Told about the FBI records earlier this year, Kerry said through a spokesman that he now accepted he must have been in Kansas City for the November meeting while continuing to insist that he had "no personal recollection" of the contentious debate. Many people associated with VVAW find this difficult to believe.

"There was no way he would have forgotten about being in Kansas City," said Nicosia, who is generally sympathetic to Kerry.

Former VVAW Kansas state coordinator John Musgrave, who served with the Marines in Vietnam, expressed extreme doubt about Kerry's stated recollection. "He had a tremendous confrontation with Hubbard at that meeting. How can he claim not to have any memory of it?"

"These meetings were chaotic, confused and very noisy," countered John Hurley, director of the Veterans for Kerry movement, which claims a membership of 300,000. According to Hurley, it was easy to confuse one meeting with another as Kerry was "flying all over the country from one college campus to another."

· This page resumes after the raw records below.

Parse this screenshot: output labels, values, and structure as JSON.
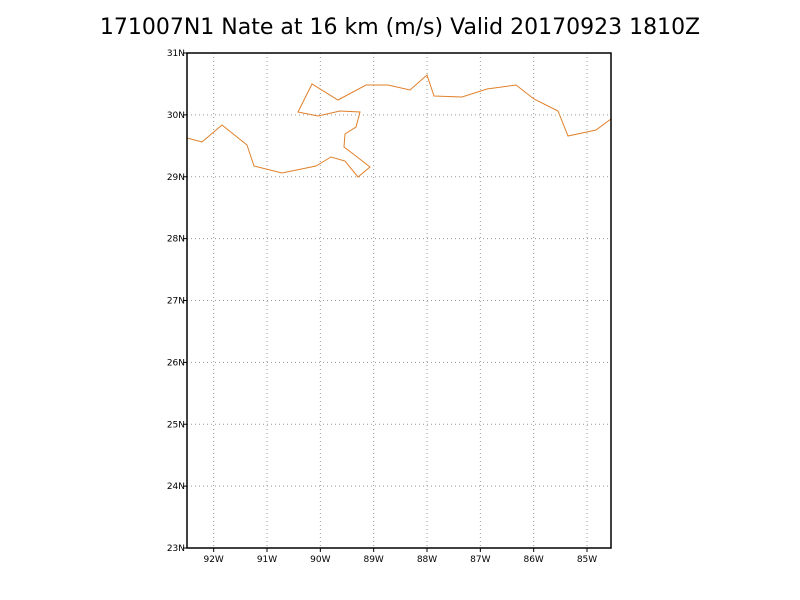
{
  "chart_data": {
    "type": "map",
    "title": "171007N1 Nate at 16 km (m/s) Valid 20170923 1810Z",
    "xlim": [
      -92.5,
      -84.55
    ],
    "ylim": [
      23,
      31
    ],
    "xticks": [
      {
        "value": -92,
        "label": "92W"
      },
      {
        "value": -91,
        "label": "91W"
      },
      {
        "value": -90,
        "label": "90W"
      },
      {
        "value": -89,
        "label": "89W"
      },
      {
        "value": -88,
        "label": "88W"
      },
      {
        "value": -87,
        "label": "87W"
      },
      {
        "value": -86,
        "label": "86W"
      },
      {
        "value": -85,
        "label": "85W"
      }
    ],
    "yticks": [
      {
        "value": 23,
        "label": "23N"
      },
      {
        "value": 24,
        "label": "24N"
      },
      {
        "value": 25,
        "label": "25N"
      },
      {
        "value": 26,
        "label": "26N"
      },
      {
        "value": 27,
        "label": "27N"
      },
      {
        "value": 28,
        "label": "28N"
      },
      {
        "value": 29,
        "label": "29N"
      },
      {
        "value": 30,
        "label": "30N"
      },
      {
        "value": 31,
        "label": "31N"
      }
    ],
    "grid": true,
    "coast_color": "#e0802a"
  }
}
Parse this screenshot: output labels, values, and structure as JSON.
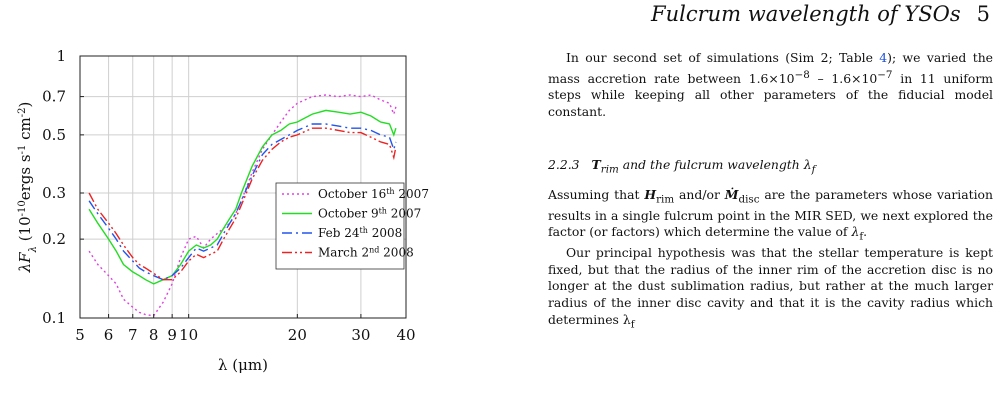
{
  "header": {
    "running_title": "Fulcrum wavelength of YSOs",
    "page_number": "5"
  },
  "text": {
    "para1_a": "In our second set of simulations (Sim 2; Table ",
    "para1_ref": "4",
    "para1_b": "); we varied the mass accretion rate between 1.6×10",
    "para1_sup1": "−8",
    "para1_c": " – 1.6×10",
    "para1_sup2": "−7",
    "para1_d": " in 11 uniform steps while keeping all other parameters of the fiducial model constant.",
    "heading_number": "2.2.3",
    "heading_sym": "T",
    "heading_sub": "rim",
    "heading_text": " and the fulcrum wavelength λ",
    "heading_sub2": "f",
    "para2_a": "Assuming that ",
    "para2_h": "H",
    "para2_hsub": "rim",
    "para2_b": " and/or ",
    "para2_m": "Ṁ",
    "para2_msub": "disc",
    "para2_c": " are the parameters whose variation results in a single fulcrum point in the MIR SED, we next explored the factor (or factors) which determine the value of ",
    "para2_lam": "λ",
    "para2_lamsub": "f",
    "para2_d": ".",
    "para3": "Our principal hypothesis was that the stellar temperature is kept fixed, but that the radius of the inner rim of the accretion disc is no longer at the dust sublimation radius, but rather at the much larger radius of the inner disc cavity and that it is the cavity radius which determines λ",
    "para3_sub": "f"
  },
  "chart_data": {
    "type": "line",
    "xscale": "log",
    "yscale": "log",
    "xlim": [
      5,
      40
    ],
    "ylim": [
      0.1,
      1
    ],
    "xticks": [
      5,
      6,
      7,
      8,
      9,
      10,
      20,
      30,
      40
    ],
    "xtick_labels": [
      "5",
      "6",
      "7",
      "8",
      "9",
      "10",
      "20",
      "30",
      "40"
    ],
    "yticks": [
      0.1,
      0.2,
      0.3,
      0.5,
      0.7,
      1
    ],
    "ytick_labels": [
      "0.1",
      "0.2",
      "0.3",
      "0.5",
      "0.7",
      "1"
    ],
    "xlabel": "λ (μm)",
    "ylabel_main": "λF",
    "ylabel_sub": "λ",
    "ylabel_unit_a": " (10",
    "ylabel_unit_sup1": "-10",
    "ylabel_unit_b": "ergs s",
    "ylabel_unit_sup2": "-1",
    "ylabel_unit_c": " cm",
    "ylabel_unit_sup3": "-2",
    "ylabel_unit_d": ")",
    "grid": true,
    "legend_position": "right-center",
    "series": [
      {
        "name": "October 16th 2007",
        "legend_parts": [
          "October 16",
          "th",
          " 2007"
        ],
        "color": "#e040e0",
        "dash": "2,3",
        "x": [
          5.3,
          5.6,
          6.0,
          6.3,
          6.6,
          7.0,
          7.3,
          7.6,
          8.0,
          8.5,
          9.0,
          9.5,
          10.0,
          10.5,
          11.0,
          11.5,
          12.0,
          12.5,
          13.0,
          13.5,
          14.0,
          15.0,
          16.0,
          17.0,
          18.0,
          19.0,
          20.0,
          22.0,
          24.0,
          26.0,
          28.0,
          30.0,
          32.0,
          34.0,
          36.0,
          37.0,
          37.5
        ],
        "y": [
          0.18,
          0.16,
          0.145,
          0.135,
          0.118,
          0.11,
          0.105,
          0.103,
          0.102,
          0.115,
          0.135,
          0.17,
          0.2,
          0.205,
          0.185,
          0.2,
          0.21,
          0.22,
          0.23,
          0.25,
          0.28,
          0.36,
          0.44,
          0.5,
          0.56,
          0.62,
          0.66,
          0.7,
          0.71,
          0.7,
          0.71,
          0.7,
          0.71,
          0.68,
          0.66,
          0.6,
          0.64
        ]
      },
      {
        "name": "October 9th 2007",
        "legend_parts": [
          "October 9",
          "th",
          " 2007"
        ],
        "color": "#22dd22",
        "dash": "",
        "x": [
          5.3,
          5.6,
          6.0,
          6.3,
          6.6,
          7.0,
          7.3,
          7.6,
          8.0,
          8.5,
          9.0,
          9.5,
          10.0,
          10.5,
          11.0,
          11.5,
          12.0,
          12.5,
          13.0,
          13.5,
          14.0,
          15.0,
          16.0,
          17.0,
          18.0,
          19.0,
          20.0,
          22.0,
          24.0,
          26.0,
          28.0,
          30.0,
          32.0,
          34.0,
          36.0,
          37.0,
          37.5
        ],
        "y": [
          0.26,
          0.23,
          0.2,
          0.18,
          0.16,
          0.15,
          0.145,
          0.14,
          0.135,
          0.14,
          0.145,
          0.16,
          0.18,
          0.19,
          0.185,
          0.19,
          0.2,
          0.22,
          0.24,
          0.26,
          0.3,
          0.38,
          0.45,
          0.5,
          0.52,
          0.55,
          0.56,
          0.6,
          0.62,
          0.61,
          0.6,
          0.61,
          0.59,
          0.56,
          0.55,
          0.5,
          0.53
        ]
      },
      {
        "name": "Feb 24th 2008",
        "legend_parts": [
          "Feb 24",
          "th",
          " 2008"
        ],
        "color": "#2255ee",
        "dash": "10,4,2,4",
        "x": [
          5.3,
          5.6,
          6.0,
          6.3,
          6.6,
          7.0,
          7.3,
          7.6,
          8.0,
          8.5,
          9.0,
          9.5,
          10.0,
          10.5,
          11.0,
          11.5,
          12.0,
          12.5,
          13.0,
          13.5,
          14.0,
          15.0,
          16.0,
          17.0,
          18.0,
          19.0,
          20.0,
          22.0,
          24.0,
          26.0,
          28.0,
          30.0,
          32.0,
          34.0,
          36.0,
          37.0,
          37.5
        ],
        "y": [
          0.28,
          0.25,
          0.22,
          0.2,
          0.18,
          0.165,
          0.155,
          0.15,
          0.145,
          0.14,
          0.145,
          0.155,
          0.17,
          0.185,
          0.18,
          0.185,
          0.19,
          0.21,
          0.23,
          0.25,
          0.28,
          0.35,
          0.42,
          0.46,
          0.48,
          0.5,
          0.52,
          0.55,
          0.55,
          0.54,
          0.53,
          0.53,
          0.52,
          0.5,
          0.49,
          0.44,
          0.47
        ]
      },
      {
        "name": "March 2nd 2008",
        "legend_parts": [
          "March 2",
          "nd",
          " 2008"
        ],
        "color": "#ee2222",
        "dash": "10,3,2,3,2,3",
        "x": [
          5.3,
          5.6,
          6.0,
          6.3,
          6.6,
          7.0,
          7.3,
          7.6,
          8.0,
          8.5,
          9.0,
          9.5,
          10.0,
          10.5,
          11.0,
          11.5,
          12.0,
          12.5,
          13.0,
          13.5,
          14.0,
          15.0,
          16.0,
          17.0,
          18.0,
          19.0,
          20.0,
          22.0,
          24.0,
          26.0,
          28.0,
          30.0,
          32.0,
          34.0,
          36.0,
          37.0,
          37.5
        ],
        "y": [
          0.3,
          0.26,
          0.23,
          0.21,
          0.19,
          0.17,
          0.16,
          0.155,
          0.148,
          0.14,
          0.14,
          0.15,
          0.165,
          0.175,
          0.17,
          0.175,
          0.18,
          0.2,
          0.22,
          0.24,
          0.27,
          0.34,
          0.4,
          0.44,
          0.47,
          0.49,
          0.5,
          0.53,
          0.53,
          0.52,
          0.51,
          0.51,
          0.49,
          0.47,
          0.46,
          0.41,
          0.45
        ]
      }
    ]
  }
}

More than three decades later, the anti-Vietnam War movement remains split between "top-downers" and "bottom-uppers." Many VVAW members interpret Kerry's answers to Russert as a signal that he has moved away from his youthful ideals. But they are divided over whether this is a tactical concession or a deeper political betrayal.

"He doesn't have the same courage of his convictions he had back then," said Musgrave, referring to Kerry's appearance before the Senate Foreign Relations Committee. "When he gave that speech, he spoke for all of us. He should either stand up for it, or explain why he no longer agrees with it. He is doing neither, as far as I can see."

"The John Kerry of 2004 is not the same as the John Kerry of 1971," said David Cline, a southern VVAW organizer. "I think he was more truthful in 1971. Having said that, I know who I want to be president. The sad reality of American politics is that any candidate has to go for the center."

Researcher Lucy Shackelford contributed to this report.